• Journal of neurology · Oct 2009

    Intravenous levetiracetam as treatment for status epilepticus.

    • Sascha Berning, Frank Boesebeck, Andreas van Baalen, and Christoph Kellinghaus.
    • Department of Neurology, Klinikum Osnabrück, Am Finkenhügel 1, 49076 Osnabrück, Germany. sascha.berning@klinikum-os.de
    • J. Neurol. 2009 Oct 1;256(10):1634-42.
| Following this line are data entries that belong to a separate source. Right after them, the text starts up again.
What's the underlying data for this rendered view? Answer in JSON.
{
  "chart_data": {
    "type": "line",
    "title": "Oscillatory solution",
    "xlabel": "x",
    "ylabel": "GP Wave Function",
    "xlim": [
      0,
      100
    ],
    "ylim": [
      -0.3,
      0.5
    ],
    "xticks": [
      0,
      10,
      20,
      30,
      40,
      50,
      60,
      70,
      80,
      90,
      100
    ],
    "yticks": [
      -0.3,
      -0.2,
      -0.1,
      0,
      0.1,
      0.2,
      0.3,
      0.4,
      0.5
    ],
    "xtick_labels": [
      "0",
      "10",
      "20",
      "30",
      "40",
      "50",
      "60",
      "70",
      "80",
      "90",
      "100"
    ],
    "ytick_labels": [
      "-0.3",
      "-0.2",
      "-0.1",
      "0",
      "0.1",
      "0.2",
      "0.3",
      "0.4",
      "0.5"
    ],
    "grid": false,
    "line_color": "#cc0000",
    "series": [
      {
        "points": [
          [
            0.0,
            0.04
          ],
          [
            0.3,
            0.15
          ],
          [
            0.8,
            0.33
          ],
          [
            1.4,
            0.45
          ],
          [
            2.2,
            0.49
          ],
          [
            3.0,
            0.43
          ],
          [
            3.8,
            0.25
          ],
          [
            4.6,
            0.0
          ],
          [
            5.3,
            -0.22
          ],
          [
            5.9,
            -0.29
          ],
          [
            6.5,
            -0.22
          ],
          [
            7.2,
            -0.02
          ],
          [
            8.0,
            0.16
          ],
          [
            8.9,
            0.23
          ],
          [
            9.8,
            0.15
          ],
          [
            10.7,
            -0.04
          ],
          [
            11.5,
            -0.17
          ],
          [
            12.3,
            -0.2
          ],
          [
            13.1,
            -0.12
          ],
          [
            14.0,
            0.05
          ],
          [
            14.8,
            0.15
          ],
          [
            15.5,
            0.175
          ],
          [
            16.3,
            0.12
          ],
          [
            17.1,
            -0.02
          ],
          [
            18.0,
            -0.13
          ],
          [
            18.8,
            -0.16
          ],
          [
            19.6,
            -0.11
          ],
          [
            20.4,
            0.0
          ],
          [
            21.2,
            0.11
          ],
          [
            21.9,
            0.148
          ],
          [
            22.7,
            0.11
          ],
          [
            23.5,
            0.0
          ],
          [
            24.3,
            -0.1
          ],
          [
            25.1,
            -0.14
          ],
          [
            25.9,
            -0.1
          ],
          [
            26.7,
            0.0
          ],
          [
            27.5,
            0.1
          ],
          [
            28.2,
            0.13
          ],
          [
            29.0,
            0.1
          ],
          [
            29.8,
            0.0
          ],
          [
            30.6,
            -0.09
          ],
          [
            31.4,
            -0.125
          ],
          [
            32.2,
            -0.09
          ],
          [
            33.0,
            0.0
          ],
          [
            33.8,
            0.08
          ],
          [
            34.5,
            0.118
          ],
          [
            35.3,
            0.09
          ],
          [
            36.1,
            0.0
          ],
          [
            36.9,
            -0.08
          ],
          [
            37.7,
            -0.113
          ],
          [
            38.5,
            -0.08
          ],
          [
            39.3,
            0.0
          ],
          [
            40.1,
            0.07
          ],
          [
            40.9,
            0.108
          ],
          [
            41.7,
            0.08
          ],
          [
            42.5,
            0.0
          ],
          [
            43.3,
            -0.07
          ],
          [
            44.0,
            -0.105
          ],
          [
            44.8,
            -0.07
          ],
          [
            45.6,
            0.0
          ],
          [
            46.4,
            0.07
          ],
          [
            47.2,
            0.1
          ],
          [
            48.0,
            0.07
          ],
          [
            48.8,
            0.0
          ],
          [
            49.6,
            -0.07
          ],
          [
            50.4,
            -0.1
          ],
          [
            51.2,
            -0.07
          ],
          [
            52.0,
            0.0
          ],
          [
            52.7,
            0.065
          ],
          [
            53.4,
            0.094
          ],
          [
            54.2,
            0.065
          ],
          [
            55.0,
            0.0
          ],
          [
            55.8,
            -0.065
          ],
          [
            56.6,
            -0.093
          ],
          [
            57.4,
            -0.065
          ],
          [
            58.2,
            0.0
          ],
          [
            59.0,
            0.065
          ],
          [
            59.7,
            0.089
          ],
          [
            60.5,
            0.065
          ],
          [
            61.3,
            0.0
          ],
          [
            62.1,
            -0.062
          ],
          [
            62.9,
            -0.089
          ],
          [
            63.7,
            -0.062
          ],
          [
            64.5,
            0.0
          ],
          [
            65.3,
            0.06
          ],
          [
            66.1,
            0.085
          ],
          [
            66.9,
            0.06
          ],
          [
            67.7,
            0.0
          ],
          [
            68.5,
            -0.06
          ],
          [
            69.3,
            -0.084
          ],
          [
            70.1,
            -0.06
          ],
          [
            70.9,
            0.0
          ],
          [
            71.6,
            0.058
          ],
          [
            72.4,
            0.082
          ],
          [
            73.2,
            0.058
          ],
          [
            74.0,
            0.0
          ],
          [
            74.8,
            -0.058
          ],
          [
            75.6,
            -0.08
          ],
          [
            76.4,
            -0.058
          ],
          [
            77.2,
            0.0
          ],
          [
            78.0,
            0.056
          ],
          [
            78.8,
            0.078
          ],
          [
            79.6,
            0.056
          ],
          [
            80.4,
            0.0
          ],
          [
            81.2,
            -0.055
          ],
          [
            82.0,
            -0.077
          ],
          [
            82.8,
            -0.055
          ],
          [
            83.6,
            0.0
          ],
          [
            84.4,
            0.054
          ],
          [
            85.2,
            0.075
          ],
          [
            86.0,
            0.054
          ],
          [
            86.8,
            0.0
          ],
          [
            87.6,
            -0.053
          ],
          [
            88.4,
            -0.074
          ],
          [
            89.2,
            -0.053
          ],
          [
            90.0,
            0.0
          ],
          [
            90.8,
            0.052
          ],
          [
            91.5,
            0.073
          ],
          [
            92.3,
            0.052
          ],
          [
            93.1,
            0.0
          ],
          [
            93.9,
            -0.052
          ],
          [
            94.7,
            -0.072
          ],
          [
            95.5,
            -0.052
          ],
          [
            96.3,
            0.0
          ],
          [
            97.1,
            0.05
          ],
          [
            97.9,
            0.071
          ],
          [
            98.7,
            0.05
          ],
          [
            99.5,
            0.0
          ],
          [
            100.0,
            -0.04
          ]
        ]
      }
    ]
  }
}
    AbstractThere are established drugs for the treatment of status epilepticus (SE) but their potentially hazardous side-effects are well known. Levetiracetam (LEV) is a novel anticonvulsant available for intravenous (i.v.) application. It could be an alternative when standard drugs fail or should be avoided. We retrospectively identified patients from two German teaching hospitals who were treated with LEV i.v. for SE. Their charts were reviewed regarding sociodemographic data, type, etiology, onset and duration of SE, dose of LEV, concurrent antiepileptic drugs (AED) treatment, tolerability, and outcome. Thirty-two patients (15 female) were found who were treated with i.v. LEV for SE (median age 71 years). Two patients were exclusively treated with LEV. Eight received a low and further 20 patients a high dose of benzodiazepines before LEV. Two patients were treated with LEV to enable discontinuation of narcosis. SE was generalized convulsive in five, nonconvulsive in 20, and simple focal in seven patients. Etiology was acute 13 times and remote symptomatic 16 times; three SE were of unknown etiology. Therapy was initiated within a median time of 3 h and LEV i.v. was applied within a median time of 6 h. Median LEV bolus was 2,000 mg; median total dose on day 1 was 3,500 mg. Benzodiazepines plus i.v. LEV terminated SE in 23 patients without application of additional anticonvulsants, 10 within 30 min. LEV could not terminate SE in seven patients. We documented nausea and emesis in one and elevation of liver enzymes in another patient that were likely to be attributed to LEV. LEV i.v. seems to be safe with relevant efficiency for the treatment of SE in elderly and multimorbid patients when comorbidity and respiratory insufficiency precludes high doses of benzodiazepines or phenytoin.